In a 10-year-old castrated male shorthaired German pointer polyuria was associated with slight hypokalemia, hypophosphatemia and alkalosis, as well as elevated plasma concentrations of a glucocorticoid-inducible iso-enzyme of alkaline phosphatase. Repeated measurements of urinary corticoids and normal suppressibility of the hypothalamus-pituitary-adrenocorticial axis excluded glucocorticoid excess.Urine osmolality (Uosm) did not increase during administration of the vasopressin analogue desmopressin. At the time water deprivation had caused Uosm to rise from 300 to 788 mOsm/kg, there was also plasma hypertonicity. During hypertonic saline infusion the osmotic threshold for vasopressin release was increased.The combination of elevated plasma aldosterone concentrations and unmeasurably low plasma renin activity pointed to primary hyperaldosteronism. As initially computed tomography (CT) did not reveal an adrenocortical lesion, the dog was treated with the aldosterone antagonist spironolactone. This caused Uosm to rise in a dose-dependent manner. However, well-concentrated urine was only achieved with doses that gave rise to adverse effects.Once repeated CT, using 2-mm-thick slices, had revealed a small nodule in the cranial pole of the left adrenal, unilateral adrenalectomy was performed which resolved the polyuria completely. Also the plasma concentrations of kalium, aldosterone and renin activity returned to within their respective reference ranges. The adrenocortical nodule had the histological characteristics of an aldosteronoma, with the non-affected zona glomerulosa being atrophic.In this dog with primary hyperaldosteronism the polyuria was characterized by vasopressin resistance and increased osmotic threshold of vasopressin release, similar to the polyuria of glucocorticoid excess. The possibility is discussed that the polyuria of glucocorticoid excess is actually a mineralocorticoid effect.     

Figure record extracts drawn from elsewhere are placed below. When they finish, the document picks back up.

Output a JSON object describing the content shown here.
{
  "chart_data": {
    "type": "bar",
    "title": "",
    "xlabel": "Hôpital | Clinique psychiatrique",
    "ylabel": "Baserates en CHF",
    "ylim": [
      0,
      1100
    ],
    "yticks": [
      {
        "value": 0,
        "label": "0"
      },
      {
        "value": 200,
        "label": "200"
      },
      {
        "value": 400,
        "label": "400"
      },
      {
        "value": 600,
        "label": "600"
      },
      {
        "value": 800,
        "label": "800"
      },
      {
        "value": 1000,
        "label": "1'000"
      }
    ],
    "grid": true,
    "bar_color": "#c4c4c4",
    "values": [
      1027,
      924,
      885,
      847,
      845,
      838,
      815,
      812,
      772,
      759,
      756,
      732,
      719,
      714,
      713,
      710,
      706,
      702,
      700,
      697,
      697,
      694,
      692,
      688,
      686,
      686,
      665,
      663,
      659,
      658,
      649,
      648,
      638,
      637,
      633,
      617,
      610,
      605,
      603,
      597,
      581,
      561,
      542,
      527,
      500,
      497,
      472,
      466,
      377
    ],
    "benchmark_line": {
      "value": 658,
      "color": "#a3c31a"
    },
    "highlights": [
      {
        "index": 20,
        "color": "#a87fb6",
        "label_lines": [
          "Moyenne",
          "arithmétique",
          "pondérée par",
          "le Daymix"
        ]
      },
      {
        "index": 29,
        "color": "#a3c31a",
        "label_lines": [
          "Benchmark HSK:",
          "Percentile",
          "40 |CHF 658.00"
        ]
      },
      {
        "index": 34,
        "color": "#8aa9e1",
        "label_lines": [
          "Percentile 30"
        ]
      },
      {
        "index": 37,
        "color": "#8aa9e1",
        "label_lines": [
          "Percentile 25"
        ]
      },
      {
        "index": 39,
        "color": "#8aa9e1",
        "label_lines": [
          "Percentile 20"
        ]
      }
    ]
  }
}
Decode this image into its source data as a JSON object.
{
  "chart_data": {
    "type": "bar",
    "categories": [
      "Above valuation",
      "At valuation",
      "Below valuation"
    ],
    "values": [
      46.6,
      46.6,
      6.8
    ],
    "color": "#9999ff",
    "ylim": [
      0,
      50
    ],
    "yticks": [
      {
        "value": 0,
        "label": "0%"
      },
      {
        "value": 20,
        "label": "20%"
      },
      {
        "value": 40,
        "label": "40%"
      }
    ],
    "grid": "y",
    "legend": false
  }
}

Disturbed Vasopressin Release in 4 Dogs with So-Called Primary Polydipsia

Primary polydipsia is characterized by a marked increase in water intake and secondary polyuria, and in dogs often is described as a behavioral problem or a psychological disorder. We describe 4 dogs with primary polydipsia, diagnosed on the basis of a modified water deprivation test, in which further examination included serial measurements of urine osmolality (UOsm) and plasma vasopressin (VP) measurements during water deprivation and hypertonic saline infusion. The dogs, ranging in age from 4 months to 4 years, all were presented for evaluation of polyuria and polydipsia. Physical examination, routine blood chemistry, and urinalysis disclosed no specific cause for the polyuria and polydipsia. During serial measurements UOsm spontaneously reached high concentrations in 2 dogs, whereas in the other 2 dogs UOsm also fluctuated but on no occasion exceeded 1,000 mosm/kg. Primary polydipsia was diagnosed when UOsm exceeded 1,000 mosm/kg at the end of the modified water deprivation test and plasma osmolality did not exceed the upper limit of the reference range during testing. During water deprivation, plasma VP concentrations remained relatively low. The VP response to hypertonic saline infusion was abnormal, with an increased threshold value in 3 dogs, an increased sensitivity in 2 dogs, and an exaggerated response in 1 dog. It is concluded that some dogs fulfilling current criteria for primary polydipsia produce concentrated urine spontaneously throughout the day in a pattern similar to what has been observed in healthy pet dogs. This finding can be regarded as diagnostic and precludes the need for a water deprivation test. During water deprivation testing, all 4 dogs produced highly concentrated urine in the face of low basal plasma VP concentrations. The observed abnormal VP release in response to hypertonic stimulation may be interpreted as a primary disturbance in the regulation of VP secretion, although it might also be the result of overhydration caused by a primary abnormality in drinking behavior.